The new COD requirement would mandate the replacement unit be in service by the greater of four years from the submission of the replacement generation application or three years from the deactivation date of the original resource. An amendment offered by Vistra added a requirement that the resource be online within three years of its planned in-service date and reserves the right for a developer to seek a FERC waiver from the COD requirements.
Vistra’s Erik Heinle said the change provides room for PJM and developers to negotiate the milestones.
PJM’s Jason Shoemaker said staff designed the revisions around the Reliability Resource Initiative (RRI), a one-time window PJM opened to allow 51 resources to have their interconnection studies processed under Transition Cycle 2. Like the CIR transfer proposal, RRI was intended to allow resources likely able to come quickly into service to have their interconnection process expedited.

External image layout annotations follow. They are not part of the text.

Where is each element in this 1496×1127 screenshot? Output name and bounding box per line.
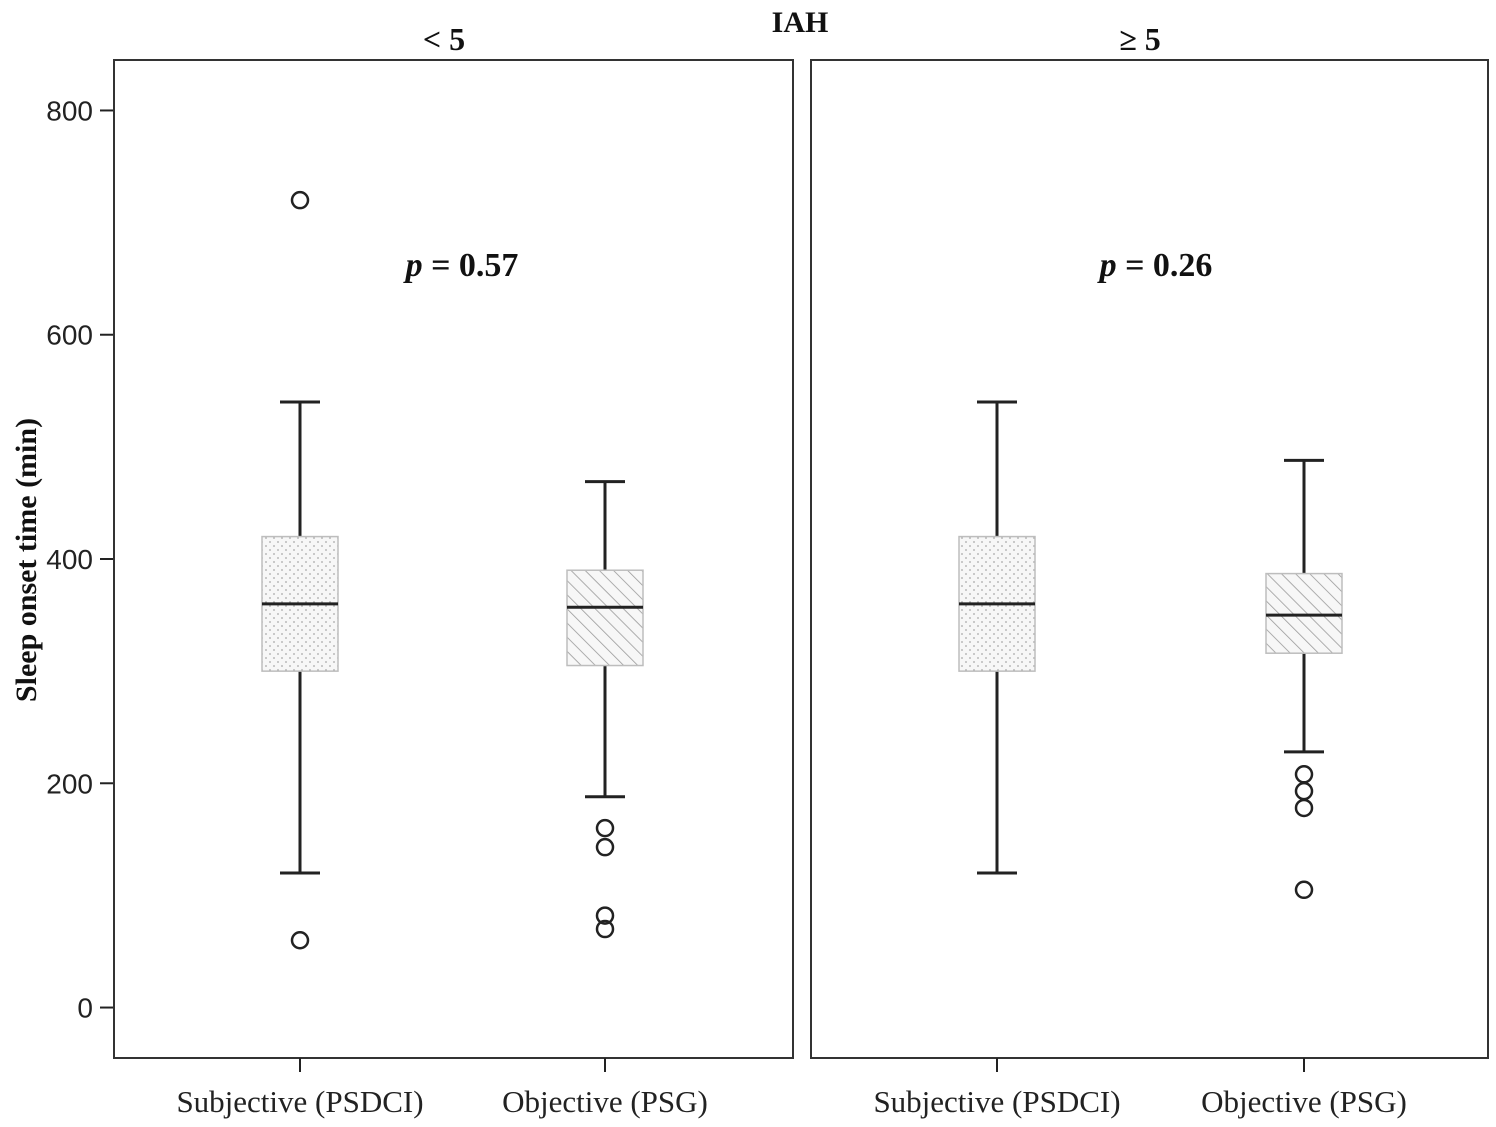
outlier-point — [1294, 798, 1314, 818]
box-subjective: Subjective (PSDCI) — [873, 400, 1121, 1119]
p-value-annotation: p = 0.26 — [1097, 247, 1213, 284]
p-value: = 0.57 — [423, 247, 519, 284]
outlier-point — [290, 190, 310, 210]
x-tick-label: Objective (PSG) — [1201, 1084, 1407, 1119]
outlier-point — [290, 931, 310, 950]
iqr-box — [1265, 572, 1343, 654]
y-axis: 0 200 400 600 800 — [46, 60, 115, 1058]
chart-panels: < 5 p = 0.57 Subjective (PSDCI) Objective (… — [113, 21, 1489, 1119]
x-tick-label: Objective (PSG) — [502, 1084, 708, 1119]
outlier-point — [595, 818, 615, 838]
p-value: = 0.26 — [1117, 247, 1213, 284]
y-tick-label: 600 — [46, 320, 93, 351]
p-symbol: p — [403, 247, 423, 284]
panel-frame — [113, 59, 794, 1059]
box-objective: Objective (PSG) — [502, 480, 708, 1119]
box-objective: Objective (PSG) — [1201, 458, 1407, 1119]
outlier-point — [595, 919, 615, 939]
outlier-point — [1294, 781, 1314, 801]
iqr-box — [566, 569, 644, 667]
box-subjective: Subjective (PSDCI) — [176, 190, 424, 1119]
outlier-point — [1294, 765, 1314, 784]
x-tick-label: Subjective (PSDCI) — [873, 1084, 1120, 1119]
y-axis-label: Sleep onset time (min) — [10, 418, 43, 702]
outlier-point — [595, 837, 615, 857]
x-tick-label: Subjective (PSDCI) — [176, 1084, 423, 1119]
panel-frame — [810, 59, 1489, 1059]
y-tick-label: 200 — [46, 768, 93, 799]
chart-title: IAH — [772, 6, 829, 39]
p-symbol: p — [1097, 247, 1117, 284]
panel-iah-ge-5: ≥ 5 p = 0.26 Subjective (PSDCI) Objective (… — [810, 21, 1489, 1119]
panel-label: ≥ 5 — [1119, 21, 1161, 57]
panel-label: < 5 — [423, 21, 465, 57]
y-tick-label: 400 — [46, 544, 93, 575]
p-value-annotation: p = 0.57 — [403, 247, 519, 284]
panel-iah-lt-5: < 5 p = 0.57 Subjective (PSDCI) Objective (… — [113, 21, 794, 1119]
outlier-point — [1294, 880, 1314, 900]
y-tick-label: 800 — [46, 95, 93, 126]
outlier-point — [595, 906, 615, 925]
y-tick-label: 0 — [77, 993, 93, 1024]
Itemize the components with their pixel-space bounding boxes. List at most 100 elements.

The larger proposal aims to speed the process for studying whether a replacement resource requires network upgrades and offer an interconnection agreement within nine months of a request to transfer CIRs. A resource would be permitted to pursue the expedited process even if minor network upgrades are identified, and a categorical prohibition on storage resources would be eliminated. (See PJM Stakeholders Endorse Coalition Proposal on CIR Transfers.)
Discussion with Board Members on Large Load Growth
The Board of Managers discussed with stakeholders an ongoing CIFP process addressing large load growth, continuing a standing item on the MC agenda that board Chair David Mills sought in an effort to improve the transparency and accessibility of the body.
Opening the conversation, Mills said much of the CIFP meetings thus far have focused on the RTO’s non-capacity backed load (NCBL) and bring-your-own generation proposals, but many of the comments submitted at the onset of the process focused on the load forecast and the need to ensure understanding of the scale of the problem. He questioned how the membership prioritizes improving the load forecast relative to solutions focused on serving large loads.
Asthana said PJM has removed NCBL from its CIFP proposal based on opposition from much of the membership. Materials for the Oct. 1 CIFP meeting say PJM is shifting the focus to a price-responsive demand model similar to a voluntary NCBL model and a parallel expedited interconnection queue.
Heinle said the load forecast will dictate the range of solutions stakeholders should focus on, scaling to the size of the problem, and recommended that PJM integrate a “ground-up” perspective on the amount of data center load expected in the region. He said there seems to be an assumption that every data center load is coming to PJM, even while that industry sees many of the same supply chain issues plaguing the electric industry.
Greg Poulos, executive director of the Consumer Advocates of the PJM States, said this is one of the biggest discussion points stakeholders face, with load growth expected in the next five to seven years exceeding the total load served by CAISO. If those estimates are accurate, he said he’s not aware of any changes PJM can make to bring on sufficient generation in time.
Exelon’s Alex Stern said the load forecast is an important data point but is one of many the states and utilities use to guide their decisions around ensuring load is served. He said there has been a great deal of work done already at the Load Analysis Subcommittee to improve the transparency of the data presented there, as well as on the large load adjustment submission process.